Frankfurter Rundschau, 06.03.1999

Schily prüft Abschiebungen
Minister warnt davor, Kurden voreilig zu kriminalisieren

von Bernhard Honnigfort
DRESDEN, 5. März. Bundesinnenminister Otto Schily (SPD) läßt prüfen, ob es möglich ist, straffällig gewordene Anhänger der verbotenen kurdischen Arbeiterpartei PKK aus Deutschland abzuschieben. „Ich kann keine Voraussagen machen, ob die Möglichkeiten dazu bestehen“, sagte Schily am Freitag nach der Innenministerkonferenz in Dresden. Die Prüfung werde Zeit in Anspruch nehmen. Es seien verfassungsmäßige und völkerrechtliche Grenzen einzuhalten.

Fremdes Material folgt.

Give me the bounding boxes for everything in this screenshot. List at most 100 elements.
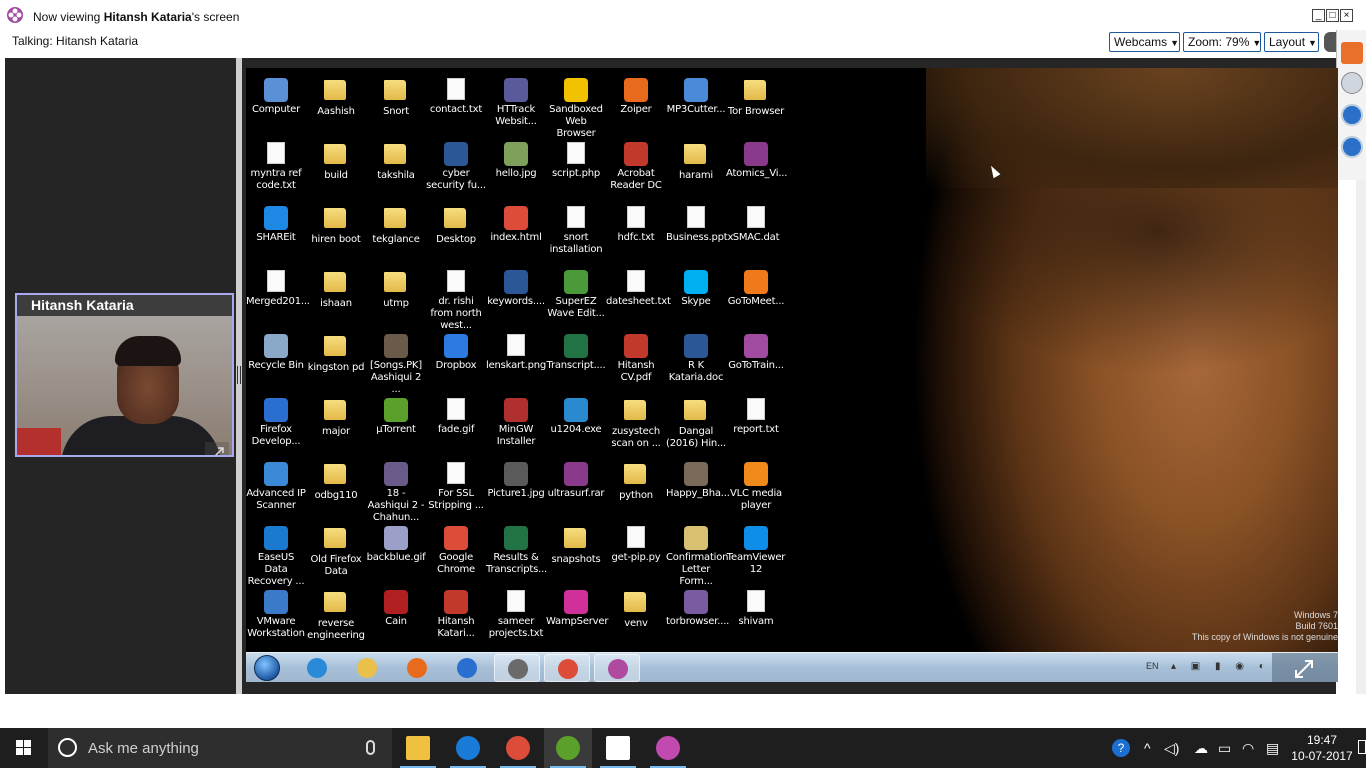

Schily äußerte sich skeptisch darüber, ob ein Briefwechsel zwischen dem früheren Innenminister Manfred Kanther (CDU) und dessen türkischem Kollegen Grundlage dafür sein könnte, PKK-Anhänger abzuschieben, ohne daß ihnen in der Türkei Gefahr für Leib und Leben drohe. „Ich warne vor allzu großen Erwartungen“, sagte Schily.
Er mahnte an, nicht von „Kurdenkrawallen“ in Deutschland zu sprechen.  Die große Mehrzahl der Kurden habe sich friedlich verhalten. Es sei nicht in Ordnung, sie durch eine falsche Wortwahl mit den Ausschreitungen von PKK-Anhängern in Verbindung zu bringen.
Zentrales Thema der als „Kamingespräche“ bezeichneten Dresdner Konferenz war die Lage in Bosnien-Herzegowina. Von 350 000 Flüchtlingen, die aus dem Bürgerkrieg nach Deutschland geflohen waren, seien inzwischen 260000 zurückgekehrt, sagte der Vorsitzende der Konferenz, Sachsens Innenminister Klaus Hardraht (CDU). Nur 3500 Flüchtlinge hätten abgeschoben werden müssen, das seien ein Prozent.  „Die bosnischen Flüchtlinge haben ihr Gastrecht nicht mißbraucht“, sagte Hardraht. Der überwiegende Teil sei freiwillig zurückgegangen.
Hardraht kündigte an, man werde darauf bestehen, daß auch die restlichen 90 000 das Land verlassen. „Notfalls auch mit Abschiebungen.“ In Härtefällen, in denen Flüchtlinge traumatisiert sind oder in international anerkannten Lagern eingesperrt gewesen waren, werde geprüft, ob sie länger in der Bundesrepublik bleiben könnten.
Der Beauftragte der Bundesregierung für Bosnienflüchtlinge, Hans Koschnick, sagte dazu, wer es verkraften könne, solle nach Hause gehen. „Aber wir werden mit humanitären Fragen sehr sensibel umgehen.“ Koschnick wies darauf hin, daß derzeit 180 000 Flüchtlinge aus Kosovo in Deutschland leben, von denen der überwiegende Teil zurück nach Hause möchte. Sollte es bei den Friedensverhandlungen für das umkämpfte Gebiet zu keiner Lösung kommen, „wird es grausig werden in Europa“, warnte Koschnick.